Capgemini identified in its report five use cases that provided the highest benefits with the lowest implementation complexity, with those use cases being malware detection, intrusion detection, scoring risk in the network for operational technology (OT), fraud detection for IT and user/machine behavioral analysis for the internet of things.
Organizations shouldn't discount the value of AI in security analytics, even if some can't yet quantify how much improvement AI brings to cybersecurity, Tuft’s Wolff said.
"These systems improve over time, so even if organizations aren't currently getting huge rewards from them, the longer they have them, the better they will get, and that's not an insignificant reason to be experimenting with them and trying them out right now," Wolff said.
Preparing enterprise security for AI
Despite the intelligence of this emerging class of cybersecurity systems, experts roundly discouraged the idea that any of them can be dropped into an enterprise and prove effective.
"In true AI nirvana, you want a black box to sit there and not just spot things but actually defend against it," Rose of PA Consulting said. These systems don't quite work that way, at least not yet. But they need to be set up in the right way."
To benefit from AI in security analytics, Lisa O'Connor, managing director of Accenture security and cybersecurity R&D at Accenture Labs, said an enterprise must already have a mature, well-run cybersecurity function.
"You have to be brilliant at the basics before you get to AI," she said. "You have to have a full understanding of your footprint. You have to have accurate log data, and it has to be quality, because we're feeding that data into the model. If it's inaccurate or low-confidence data, you're going to affect the outcome, and you'll miss things. Your model is only as good as your training data."
Other experts agreed. They explained that although intelligent security systems offered by vendors are trained using security-related data, such as threat intelligence reports compiled by multiple sources, the systems must be further fine-tuned using an organization's own information to be most effective.
"You have to be mature to be able to handle AI," Rose said, noting that CISOs must also be committed to training their analysts on intelligent systems and upskilling them so they can address more nuanced alerts.
Dimitrios PavlakisAnalyst, ABI Research
CISOs also need to have AI management strategies in place that ensure the underlying algorithms are not biased, the data used to train them is safeguarded, and the systems are used in an ethical manner.
Furthermore, cybersecurity leaders need mechanisms to monitor system performance to confirm the accuracy of AI's continued learning. Finally, they must have a means to measure performance over time to verify that these systems result in improved security postures for their organizations.

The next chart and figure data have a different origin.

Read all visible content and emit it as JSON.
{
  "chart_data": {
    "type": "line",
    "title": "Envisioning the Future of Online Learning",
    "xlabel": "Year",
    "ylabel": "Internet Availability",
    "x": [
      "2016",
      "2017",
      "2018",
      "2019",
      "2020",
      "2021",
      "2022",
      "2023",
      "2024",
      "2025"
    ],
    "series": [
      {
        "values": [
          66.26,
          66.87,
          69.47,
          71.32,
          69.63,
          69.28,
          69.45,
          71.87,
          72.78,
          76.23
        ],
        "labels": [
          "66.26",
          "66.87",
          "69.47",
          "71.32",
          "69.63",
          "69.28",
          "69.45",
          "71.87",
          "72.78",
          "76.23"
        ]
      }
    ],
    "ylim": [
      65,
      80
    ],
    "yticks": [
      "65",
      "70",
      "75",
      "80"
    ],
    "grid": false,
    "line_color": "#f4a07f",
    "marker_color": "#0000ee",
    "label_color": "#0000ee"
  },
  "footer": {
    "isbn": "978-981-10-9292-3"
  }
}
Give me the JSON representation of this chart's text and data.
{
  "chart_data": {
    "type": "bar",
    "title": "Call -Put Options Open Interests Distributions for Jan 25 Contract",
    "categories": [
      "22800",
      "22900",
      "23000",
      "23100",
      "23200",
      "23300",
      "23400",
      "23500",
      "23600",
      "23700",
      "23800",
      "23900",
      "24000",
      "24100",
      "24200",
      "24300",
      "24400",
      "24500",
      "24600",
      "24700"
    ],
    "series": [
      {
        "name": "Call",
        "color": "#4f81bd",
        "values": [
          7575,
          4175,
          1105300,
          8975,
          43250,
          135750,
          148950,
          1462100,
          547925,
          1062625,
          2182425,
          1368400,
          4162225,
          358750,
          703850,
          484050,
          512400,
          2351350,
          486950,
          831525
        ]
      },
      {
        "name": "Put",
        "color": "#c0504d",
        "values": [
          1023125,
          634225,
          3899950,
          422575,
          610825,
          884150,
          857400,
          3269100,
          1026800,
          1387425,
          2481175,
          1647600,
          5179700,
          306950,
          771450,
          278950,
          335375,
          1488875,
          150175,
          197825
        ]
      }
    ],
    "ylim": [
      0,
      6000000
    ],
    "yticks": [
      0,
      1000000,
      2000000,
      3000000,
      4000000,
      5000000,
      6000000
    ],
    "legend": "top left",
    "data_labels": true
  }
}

Experts also stressed the need for CISOs to consider, in conjunction with their vendors, a security strategy to safeguard the intelligence itself. "Think about protecting the AI you're using," Rose said. "Because we already see bad actors looking at how to exploit this."
Experts said that as AI matures, its ability to automate relatively simple, repetitive tasks will grow. CISOs should understand how to maximize this potential so analysts can spend more of their time on the highest-value tasks that machines cannot perform. As ABI Research's Pavlakis said, "AI should empower the human users; it shouldn't replace them."